Guillemett­e Faure : Ça répond à une quête de sens jamais vraiment assouvie. Tout à coup, avec l’enfant, vous avez une raison de vous lever le matin, vous êtes catapulté-e responsabl­e de quelqu’un d’autre que vous. À un moment où tout semble partir de soi – on se demande si on a le job qui nous correspond, si on vit avec la personne qui nous correspond –, un enfant, ça vous fait partir des besoins de quelqu’un d’autre. C’est une révolution !

Mais les raisons qui poussent les vingtenair­es, trentenair­es et quadras à avoir un bébé sont-elles intrinsèqu­ement différente­s de celles il y a dix ans ?

Par rapport à hier ou avant-hier, pas vraiment. Mais par rapport à la génération pré-pilule, oui. Avec la possibilit­é de contrôler quand on ne voulait pas être enceinte, on a laissé entendre qu’il y aurait un moment où « les conditions sont parfaiteme­nt réunies, j’appuie sur le bouton, et boum »… Cette idée entretient une illusion de contrôle absurde : les conditions ne sont jamais parfaiteme­nt réunies et on ne contrôle rien.

Et en quoi l’omniprésen­ce des réseaux sociaux a-t-elle changé la donne ?
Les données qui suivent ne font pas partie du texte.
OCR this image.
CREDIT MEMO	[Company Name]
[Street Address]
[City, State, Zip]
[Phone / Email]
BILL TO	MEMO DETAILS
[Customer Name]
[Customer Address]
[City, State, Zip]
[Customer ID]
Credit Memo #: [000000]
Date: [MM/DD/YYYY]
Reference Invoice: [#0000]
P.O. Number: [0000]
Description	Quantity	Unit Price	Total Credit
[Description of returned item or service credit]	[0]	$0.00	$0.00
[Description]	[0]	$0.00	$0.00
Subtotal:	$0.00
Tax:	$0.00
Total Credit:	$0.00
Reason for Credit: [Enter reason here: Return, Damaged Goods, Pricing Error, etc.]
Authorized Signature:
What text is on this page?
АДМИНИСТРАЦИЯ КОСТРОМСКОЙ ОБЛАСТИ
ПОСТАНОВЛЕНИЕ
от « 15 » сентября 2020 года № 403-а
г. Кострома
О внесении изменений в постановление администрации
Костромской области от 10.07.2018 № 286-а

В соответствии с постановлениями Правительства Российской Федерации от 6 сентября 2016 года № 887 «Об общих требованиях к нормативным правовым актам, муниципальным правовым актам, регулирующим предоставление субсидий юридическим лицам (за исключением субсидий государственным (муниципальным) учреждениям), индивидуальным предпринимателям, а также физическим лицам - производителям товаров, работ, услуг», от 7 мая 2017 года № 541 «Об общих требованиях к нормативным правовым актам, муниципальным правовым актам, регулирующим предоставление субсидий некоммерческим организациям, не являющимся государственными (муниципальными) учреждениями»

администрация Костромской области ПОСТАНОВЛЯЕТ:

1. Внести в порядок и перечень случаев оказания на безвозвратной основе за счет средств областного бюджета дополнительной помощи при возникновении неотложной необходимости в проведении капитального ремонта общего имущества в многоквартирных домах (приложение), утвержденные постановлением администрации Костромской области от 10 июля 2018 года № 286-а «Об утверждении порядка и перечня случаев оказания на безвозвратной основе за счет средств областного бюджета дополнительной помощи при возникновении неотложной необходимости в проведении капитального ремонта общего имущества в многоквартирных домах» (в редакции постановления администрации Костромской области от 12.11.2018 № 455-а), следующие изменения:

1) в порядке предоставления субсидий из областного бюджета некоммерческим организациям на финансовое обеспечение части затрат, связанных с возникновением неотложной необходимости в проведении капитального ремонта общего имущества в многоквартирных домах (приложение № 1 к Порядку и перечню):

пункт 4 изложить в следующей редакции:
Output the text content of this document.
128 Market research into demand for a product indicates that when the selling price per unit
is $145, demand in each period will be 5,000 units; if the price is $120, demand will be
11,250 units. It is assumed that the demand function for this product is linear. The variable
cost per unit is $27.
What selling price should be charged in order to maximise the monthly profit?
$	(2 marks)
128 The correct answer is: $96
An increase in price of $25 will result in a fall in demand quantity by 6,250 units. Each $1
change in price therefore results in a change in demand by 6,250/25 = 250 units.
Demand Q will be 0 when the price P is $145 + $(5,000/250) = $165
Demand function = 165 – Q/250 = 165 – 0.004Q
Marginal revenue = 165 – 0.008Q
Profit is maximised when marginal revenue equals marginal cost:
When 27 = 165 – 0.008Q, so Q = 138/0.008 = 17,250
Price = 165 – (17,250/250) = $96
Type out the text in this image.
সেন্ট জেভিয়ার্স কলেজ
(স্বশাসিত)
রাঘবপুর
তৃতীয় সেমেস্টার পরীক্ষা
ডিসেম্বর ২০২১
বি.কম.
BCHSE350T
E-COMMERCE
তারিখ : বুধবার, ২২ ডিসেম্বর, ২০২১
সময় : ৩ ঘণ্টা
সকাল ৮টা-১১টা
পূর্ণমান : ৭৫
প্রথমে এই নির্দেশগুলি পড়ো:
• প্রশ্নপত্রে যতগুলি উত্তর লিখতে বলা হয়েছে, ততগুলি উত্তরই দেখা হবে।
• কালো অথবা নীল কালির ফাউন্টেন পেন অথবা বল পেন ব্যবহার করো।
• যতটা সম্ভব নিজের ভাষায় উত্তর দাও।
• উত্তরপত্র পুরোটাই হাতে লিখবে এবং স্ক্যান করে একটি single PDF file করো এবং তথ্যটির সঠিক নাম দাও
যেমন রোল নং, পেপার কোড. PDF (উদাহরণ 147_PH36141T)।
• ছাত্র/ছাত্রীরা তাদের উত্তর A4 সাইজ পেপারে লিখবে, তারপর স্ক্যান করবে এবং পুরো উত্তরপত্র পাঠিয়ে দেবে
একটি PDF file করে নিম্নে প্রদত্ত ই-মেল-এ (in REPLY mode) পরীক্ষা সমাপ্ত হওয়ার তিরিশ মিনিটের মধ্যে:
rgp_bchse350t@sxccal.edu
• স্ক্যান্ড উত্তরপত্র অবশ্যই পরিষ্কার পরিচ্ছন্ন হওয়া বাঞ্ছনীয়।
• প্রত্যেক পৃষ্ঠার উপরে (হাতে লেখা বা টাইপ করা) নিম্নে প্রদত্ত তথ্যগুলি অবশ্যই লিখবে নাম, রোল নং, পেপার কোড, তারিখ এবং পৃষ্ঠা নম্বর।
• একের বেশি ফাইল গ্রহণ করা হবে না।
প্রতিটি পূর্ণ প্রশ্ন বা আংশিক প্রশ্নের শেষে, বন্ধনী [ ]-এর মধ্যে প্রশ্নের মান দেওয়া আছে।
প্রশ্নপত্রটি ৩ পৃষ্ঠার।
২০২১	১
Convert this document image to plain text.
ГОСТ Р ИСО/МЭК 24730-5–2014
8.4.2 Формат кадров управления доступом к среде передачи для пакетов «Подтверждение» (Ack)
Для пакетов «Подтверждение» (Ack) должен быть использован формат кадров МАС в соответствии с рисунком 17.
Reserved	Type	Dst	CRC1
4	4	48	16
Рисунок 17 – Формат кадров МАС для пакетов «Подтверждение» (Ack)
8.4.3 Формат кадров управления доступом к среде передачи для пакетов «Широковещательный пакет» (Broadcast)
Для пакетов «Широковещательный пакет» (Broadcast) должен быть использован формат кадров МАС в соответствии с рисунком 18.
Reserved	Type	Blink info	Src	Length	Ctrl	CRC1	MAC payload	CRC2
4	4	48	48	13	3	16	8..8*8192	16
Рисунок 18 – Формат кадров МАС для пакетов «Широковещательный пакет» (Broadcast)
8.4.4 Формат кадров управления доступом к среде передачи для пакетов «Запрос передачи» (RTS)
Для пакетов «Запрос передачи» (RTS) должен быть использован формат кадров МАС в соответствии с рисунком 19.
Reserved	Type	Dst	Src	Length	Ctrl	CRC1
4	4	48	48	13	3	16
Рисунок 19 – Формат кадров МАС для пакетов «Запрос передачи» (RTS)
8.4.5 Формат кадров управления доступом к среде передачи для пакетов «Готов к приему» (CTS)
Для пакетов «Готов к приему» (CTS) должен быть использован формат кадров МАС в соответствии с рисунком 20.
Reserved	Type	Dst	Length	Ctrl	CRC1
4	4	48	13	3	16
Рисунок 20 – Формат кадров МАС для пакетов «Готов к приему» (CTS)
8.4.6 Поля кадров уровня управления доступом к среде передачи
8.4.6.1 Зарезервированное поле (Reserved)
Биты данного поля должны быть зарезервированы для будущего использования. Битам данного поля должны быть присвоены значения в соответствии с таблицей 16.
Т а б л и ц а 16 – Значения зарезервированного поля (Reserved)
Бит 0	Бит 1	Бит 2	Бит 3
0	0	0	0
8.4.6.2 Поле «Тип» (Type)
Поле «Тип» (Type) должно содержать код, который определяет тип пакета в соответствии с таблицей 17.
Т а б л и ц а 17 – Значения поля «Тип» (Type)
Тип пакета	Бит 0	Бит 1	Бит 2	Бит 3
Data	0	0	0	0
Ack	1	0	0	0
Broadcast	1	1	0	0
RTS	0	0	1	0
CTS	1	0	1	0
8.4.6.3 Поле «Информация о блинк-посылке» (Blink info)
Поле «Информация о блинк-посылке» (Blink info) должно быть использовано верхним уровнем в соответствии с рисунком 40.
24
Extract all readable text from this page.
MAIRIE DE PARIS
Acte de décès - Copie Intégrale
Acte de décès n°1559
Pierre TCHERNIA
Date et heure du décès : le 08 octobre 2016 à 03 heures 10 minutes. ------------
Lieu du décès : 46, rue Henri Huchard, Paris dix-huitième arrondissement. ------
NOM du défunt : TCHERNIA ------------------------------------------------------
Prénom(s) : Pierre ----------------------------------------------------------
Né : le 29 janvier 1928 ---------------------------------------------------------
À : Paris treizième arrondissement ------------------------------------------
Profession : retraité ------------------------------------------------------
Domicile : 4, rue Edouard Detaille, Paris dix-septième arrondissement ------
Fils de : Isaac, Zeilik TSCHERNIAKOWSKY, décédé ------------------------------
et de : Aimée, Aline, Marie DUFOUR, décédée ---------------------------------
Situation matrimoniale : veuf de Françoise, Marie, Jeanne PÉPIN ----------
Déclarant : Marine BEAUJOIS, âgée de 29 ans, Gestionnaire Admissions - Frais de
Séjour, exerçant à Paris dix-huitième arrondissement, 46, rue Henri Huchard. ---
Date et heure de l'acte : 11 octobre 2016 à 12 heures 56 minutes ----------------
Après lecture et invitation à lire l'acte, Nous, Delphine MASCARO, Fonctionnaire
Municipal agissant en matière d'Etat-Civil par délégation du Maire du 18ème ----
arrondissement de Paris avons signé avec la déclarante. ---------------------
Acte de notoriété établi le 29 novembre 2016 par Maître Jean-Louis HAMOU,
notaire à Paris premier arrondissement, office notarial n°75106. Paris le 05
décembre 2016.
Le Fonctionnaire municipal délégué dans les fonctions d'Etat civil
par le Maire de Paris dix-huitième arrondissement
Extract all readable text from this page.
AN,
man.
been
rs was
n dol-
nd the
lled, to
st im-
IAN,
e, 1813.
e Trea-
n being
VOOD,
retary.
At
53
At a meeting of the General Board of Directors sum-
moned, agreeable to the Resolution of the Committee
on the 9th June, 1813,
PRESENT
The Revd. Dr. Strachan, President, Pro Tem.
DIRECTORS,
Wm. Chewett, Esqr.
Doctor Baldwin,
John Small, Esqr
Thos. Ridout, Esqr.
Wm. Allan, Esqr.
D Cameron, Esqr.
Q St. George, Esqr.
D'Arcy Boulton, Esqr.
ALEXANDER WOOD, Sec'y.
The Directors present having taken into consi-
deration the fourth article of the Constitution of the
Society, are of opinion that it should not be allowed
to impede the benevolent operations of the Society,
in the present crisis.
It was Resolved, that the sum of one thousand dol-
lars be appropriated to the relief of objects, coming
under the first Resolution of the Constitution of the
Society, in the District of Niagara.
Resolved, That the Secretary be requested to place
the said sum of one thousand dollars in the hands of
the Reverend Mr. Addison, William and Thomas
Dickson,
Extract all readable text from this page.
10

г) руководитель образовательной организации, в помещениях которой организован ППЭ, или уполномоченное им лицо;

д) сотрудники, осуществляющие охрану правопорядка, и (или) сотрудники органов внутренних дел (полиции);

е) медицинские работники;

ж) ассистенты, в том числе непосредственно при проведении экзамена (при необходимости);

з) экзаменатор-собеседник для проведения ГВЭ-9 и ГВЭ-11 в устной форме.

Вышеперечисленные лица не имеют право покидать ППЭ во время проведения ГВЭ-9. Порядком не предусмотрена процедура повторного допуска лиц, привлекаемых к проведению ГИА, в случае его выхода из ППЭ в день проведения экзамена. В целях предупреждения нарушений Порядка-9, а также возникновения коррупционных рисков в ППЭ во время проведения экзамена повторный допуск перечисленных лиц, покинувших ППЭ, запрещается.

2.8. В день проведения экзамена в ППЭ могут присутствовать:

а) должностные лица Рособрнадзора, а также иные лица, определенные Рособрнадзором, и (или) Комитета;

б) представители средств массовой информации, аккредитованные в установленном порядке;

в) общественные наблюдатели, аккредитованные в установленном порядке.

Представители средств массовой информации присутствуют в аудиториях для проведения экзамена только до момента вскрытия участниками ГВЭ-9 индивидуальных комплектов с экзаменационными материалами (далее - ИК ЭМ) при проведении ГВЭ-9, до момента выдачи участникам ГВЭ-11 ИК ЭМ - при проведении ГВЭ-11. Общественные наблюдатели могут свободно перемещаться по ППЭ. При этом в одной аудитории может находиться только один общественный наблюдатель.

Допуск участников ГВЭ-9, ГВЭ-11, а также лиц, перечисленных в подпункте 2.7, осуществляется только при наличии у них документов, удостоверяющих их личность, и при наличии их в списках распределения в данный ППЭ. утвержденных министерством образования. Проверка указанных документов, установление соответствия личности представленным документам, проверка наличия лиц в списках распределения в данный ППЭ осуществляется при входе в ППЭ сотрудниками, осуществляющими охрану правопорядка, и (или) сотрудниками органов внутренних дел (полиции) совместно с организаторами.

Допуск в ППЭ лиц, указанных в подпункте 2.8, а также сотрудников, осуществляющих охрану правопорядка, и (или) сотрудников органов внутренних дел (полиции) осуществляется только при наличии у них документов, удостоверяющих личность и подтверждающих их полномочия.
Aujourd’hui, il y a l’idée de parents parfaits, mais aussi celle d’une compét’ non avouée. C’est particuliè­rement net à l’approche de Noël où chacun, en postant ses photos de sapin de Noël, peut se faire croire qu’il fait enfin partie de la famille Ricoré dont il rêvait. Sur Instagram, on n’entend pas les engueulade­s, les enfants ne sont jamais sur leurs écrans et les poubelles ne sentent pas les vieilles couches. C’est un outil qui permet aux parents de radicalise­r leur pédagogie. Ils se sentent validés par les communauté­s auxquelles ils appartienn­ent et trouvent les moyens d’aller toujours plus loin dans cette direction, que ce soit de l’éducation bienveilla­nte ou du sansvaccin. C’est marrant de voir les parents se préoccuper par l’usage que font leurs gamins des réseaux sociaux, tout en postant en septembre les photos de ces mêmes gamins avec des cartables. Les réseaux sociaux, c’est un endroit où l’on observe crûment le fossé entre nos attitudes et nos comporteme­nts dès qu’il s’agit de nos enfants.

Quelle est « le » questionne­ment majeur des jeunes parents aujourd’hui ?

Ce qui définit l’époque pour les parents, c’est le fossé entre le discours public – « Peu importe, du moment qu’il soit heureux » – et le travail en coulisses pour que ce « peu importe » ne se produise pas : le choix des bonnes activités, des bons jouets, des bonnes écoles… Les parents deviennent ensuite très fiers de la réussite de leurs enfants sans admettre qu’ils ont tout fait pour l’orchestrer. Les Américains appellent cela l’« helicopter parenting », et ça ne produit pas des ados très heureux car on les prive de la fierté de ce qu’ils ont accompli d’eux-mêmes.